One truly remarkable feature of statistical physics (and condensed matter physics in particular) is the emergence of phase transitions. When dealing with large numbers of particles one often finds that, as a function of some parameter like temperature or pressure, the whole collection of particles can undergo a change of state. For example, as liquid water is warmed through 100 C at atmospheric pressure, it boils into a vapor phase of much lower density, even though it is still made up of the same water molecules as before. Understanding how and why phase transitions take place has kept many physicists occupied for a long time.
Of particular interest is understanding how microscopic interactions (e.g., polar attraction between individual water molecules) connect to the phase behavior. A classic toy model of this is used to examine magnetism. It's a comparatively simple statistical physics problem to understand how a single magnetic spin (in real life, something like one of the d electrons in iron) interacts with an external magnetic field. The energy of a magnetic moment is lowered if the magnetic moment aligns with a magnetic field - this is why it's energetically favorable for a compass needle to point north. So, one does the statistical physics problem of a single spin in a magnetic field, and there's a competition between this alignment energy on the one hand, and thermal fluctuations on the other. At large enough fields and low enough temperatures, the spin is highly likely to align with the field. Now, in a ferromagnet (think for now about a magnetic insulator, where the electrons aren't free to move around), there is some temperature, the Curie temperature, below which the spins spontaneously decide to align with each other, even without an external field. Going from the nonmagnetic to the aligned (ferromagnetic) state is a phase transition. A toy model for this is to go back to the single spin treatment, and instead of thinking about the spin interacting with an externally applied magnetic field, say that the spin is interacting with an average (or "mean") magnetic field that is generated by its neighbors. This is an example of a "mean field theory", and may be solved self-consistently to find out, in this model, the Curie temperature and how the magnetization behaves near there.

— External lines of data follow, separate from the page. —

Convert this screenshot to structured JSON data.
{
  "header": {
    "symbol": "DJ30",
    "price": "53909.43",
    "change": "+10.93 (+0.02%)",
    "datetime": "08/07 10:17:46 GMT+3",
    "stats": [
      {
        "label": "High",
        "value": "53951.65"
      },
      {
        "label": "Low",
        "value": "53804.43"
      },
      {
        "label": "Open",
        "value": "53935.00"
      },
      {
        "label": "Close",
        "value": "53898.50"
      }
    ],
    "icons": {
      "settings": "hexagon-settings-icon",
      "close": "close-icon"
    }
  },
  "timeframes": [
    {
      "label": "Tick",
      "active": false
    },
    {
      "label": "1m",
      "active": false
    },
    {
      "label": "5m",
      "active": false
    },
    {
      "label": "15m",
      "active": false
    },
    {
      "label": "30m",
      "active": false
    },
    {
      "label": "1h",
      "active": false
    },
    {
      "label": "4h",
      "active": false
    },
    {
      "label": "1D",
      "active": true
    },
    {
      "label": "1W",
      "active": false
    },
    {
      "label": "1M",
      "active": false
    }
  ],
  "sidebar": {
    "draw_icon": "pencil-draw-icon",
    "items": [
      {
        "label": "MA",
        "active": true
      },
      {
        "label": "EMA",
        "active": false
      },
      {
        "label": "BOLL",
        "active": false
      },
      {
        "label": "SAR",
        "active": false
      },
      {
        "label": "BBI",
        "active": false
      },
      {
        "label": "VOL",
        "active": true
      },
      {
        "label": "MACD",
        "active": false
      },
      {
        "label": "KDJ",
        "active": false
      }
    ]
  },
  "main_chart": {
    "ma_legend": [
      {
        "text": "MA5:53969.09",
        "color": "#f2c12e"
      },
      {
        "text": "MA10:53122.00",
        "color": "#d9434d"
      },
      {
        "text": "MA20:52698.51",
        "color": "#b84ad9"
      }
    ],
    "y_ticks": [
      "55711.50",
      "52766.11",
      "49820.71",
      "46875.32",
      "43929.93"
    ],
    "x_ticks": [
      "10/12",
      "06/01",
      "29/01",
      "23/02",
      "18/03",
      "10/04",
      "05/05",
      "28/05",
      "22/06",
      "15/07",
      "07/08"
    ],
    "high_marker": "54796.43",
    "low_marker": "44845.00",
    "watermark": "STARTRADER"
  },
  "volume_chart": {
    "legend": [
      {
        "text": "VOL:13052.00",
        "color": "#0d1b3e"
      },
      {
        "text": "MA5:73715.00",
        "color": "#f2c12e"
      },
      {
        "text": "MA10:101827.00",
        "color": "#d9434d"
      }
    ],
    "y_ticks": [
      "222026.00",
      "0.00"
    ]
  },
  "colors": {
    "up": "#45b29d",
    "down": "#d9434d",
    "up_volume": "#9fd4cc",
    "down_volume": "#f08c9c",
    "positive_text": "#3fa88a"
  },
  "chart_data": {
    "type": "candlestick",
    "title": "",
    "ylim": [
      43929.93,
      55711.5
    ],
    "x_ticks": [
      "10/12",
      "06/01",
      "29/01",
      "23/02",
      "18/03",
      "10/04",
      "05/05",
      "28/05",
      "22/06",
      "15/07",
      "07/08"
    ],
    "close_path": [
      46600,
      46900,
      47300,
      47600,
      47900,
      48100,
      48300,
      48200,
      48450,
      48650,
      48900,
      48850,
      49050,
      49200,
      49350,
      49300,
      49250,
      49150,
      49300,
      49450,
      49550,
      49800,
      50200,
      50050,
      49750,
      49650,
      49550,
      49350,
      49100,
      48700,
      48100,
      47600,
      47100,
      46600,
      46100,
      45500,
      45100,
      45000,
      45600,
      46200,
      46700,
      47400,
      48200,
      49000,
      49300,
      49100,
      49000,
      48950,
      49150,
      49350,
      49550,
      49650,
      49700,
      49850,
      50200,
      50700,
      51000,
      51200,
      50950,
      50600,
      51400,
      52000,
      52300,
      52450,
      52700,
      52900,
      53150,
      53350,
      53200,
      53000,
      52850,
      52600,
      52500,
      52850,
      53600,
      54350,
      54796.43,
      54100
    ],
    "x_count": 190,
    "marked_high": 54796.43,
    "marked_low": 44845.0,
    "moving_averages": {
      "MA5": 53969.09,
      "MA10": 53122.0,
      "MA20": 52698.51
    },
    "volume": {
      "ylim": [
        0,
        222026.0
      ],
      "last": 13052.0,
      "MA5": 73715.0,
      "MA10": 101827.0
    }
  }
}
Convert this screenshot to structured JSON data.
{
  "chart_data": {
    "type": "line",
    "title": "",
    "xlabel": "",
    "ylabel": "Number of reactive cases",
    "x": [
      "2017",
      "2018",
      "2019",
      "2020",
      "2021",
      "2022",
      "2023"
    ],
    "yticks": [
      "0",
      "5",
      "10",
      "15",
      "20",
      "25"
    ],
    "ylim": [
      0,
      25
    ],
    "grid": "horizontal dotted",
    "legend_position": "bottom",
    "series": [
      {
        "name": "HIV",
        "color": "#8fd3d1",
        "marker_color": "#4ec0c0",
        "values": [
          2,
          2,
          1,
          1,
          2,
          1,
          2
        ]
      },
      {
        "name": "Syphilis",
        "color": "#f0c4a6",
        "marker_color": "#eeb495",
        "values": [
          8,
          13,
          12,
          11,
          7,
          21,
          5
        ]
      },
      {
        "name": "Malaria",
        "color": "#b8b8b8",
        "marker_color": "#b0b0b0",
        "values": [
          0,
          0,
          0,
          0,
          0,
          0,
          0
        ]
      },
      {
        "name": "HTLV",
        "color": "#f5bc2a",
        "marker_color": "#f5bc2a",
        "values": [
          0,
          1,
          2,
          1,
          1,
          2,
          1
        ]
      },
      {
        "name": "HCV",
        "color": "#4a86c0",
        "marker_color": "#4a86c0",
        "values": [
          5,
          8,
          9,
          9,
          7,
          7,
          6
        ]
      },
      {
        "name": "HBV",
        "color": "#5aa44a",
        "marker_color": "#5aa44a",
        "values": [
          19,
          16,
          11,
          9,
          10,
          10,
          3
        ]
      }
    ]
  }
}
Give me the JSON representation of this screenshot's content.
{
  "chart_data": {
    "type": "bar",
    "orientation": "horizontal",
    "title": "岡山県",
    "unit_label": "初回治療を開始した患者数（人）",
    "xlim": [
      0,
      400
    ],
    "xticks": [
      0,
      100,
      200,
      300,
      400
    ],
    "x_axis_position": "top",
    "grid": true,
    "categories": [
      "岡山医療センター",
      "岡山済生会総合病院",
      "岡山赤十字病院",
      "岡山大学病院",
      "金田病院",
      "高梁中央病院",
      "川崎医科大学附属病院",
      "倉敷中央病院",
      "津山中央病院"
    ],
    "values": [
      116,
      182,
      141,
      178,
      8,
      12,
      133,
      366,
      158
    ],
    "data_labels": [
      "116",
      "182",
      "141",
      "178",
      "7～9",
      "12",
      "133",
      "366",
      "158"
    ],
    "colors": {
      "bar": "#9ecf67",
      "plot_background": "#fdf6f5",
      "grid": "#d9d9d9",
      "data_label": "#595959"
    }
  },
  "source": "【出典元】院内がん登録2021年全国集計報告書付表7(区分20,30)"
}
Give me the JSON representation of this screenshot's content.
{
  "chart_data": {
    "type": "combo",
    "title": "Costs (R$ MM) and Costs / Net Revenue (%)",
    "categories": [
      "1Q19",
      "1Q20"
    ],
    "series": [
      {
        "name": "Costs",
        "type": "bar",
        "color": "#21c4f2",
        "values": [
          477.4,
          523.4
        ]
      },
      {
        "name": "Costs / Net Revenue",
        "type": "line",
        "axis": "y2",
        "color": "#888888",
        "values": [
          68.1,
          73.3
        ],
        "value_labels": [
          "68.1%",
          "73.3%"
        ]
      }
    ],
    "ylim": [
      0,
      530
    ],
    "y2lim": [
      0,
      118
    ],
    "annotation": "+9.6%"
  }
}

Mean field theories are nice, but it is comparatively rare that real systems are well described in detail by mean field treatments. For example, in the magnetism example the magnetization (spontaneous alignment of the spins, in appropriate units) goes like (1-T/TC)1/2 at temperatures just below TC. This is not the case for real ferromagnets - the exponent is different. Because of the nature of the approximations made in mean field theory, it is expected to be best in higher dimensionality (that is, when there are lots of neighbors!). Here's a question for experts: what real phase transitions are well described by mean field theory? I can only think of two examples: superconductivity (where the superconducting gap scales like (1-T/TC)1/2 near the transition, just as mean field theory predicts) and a transition between liquid crystal phases. Any others?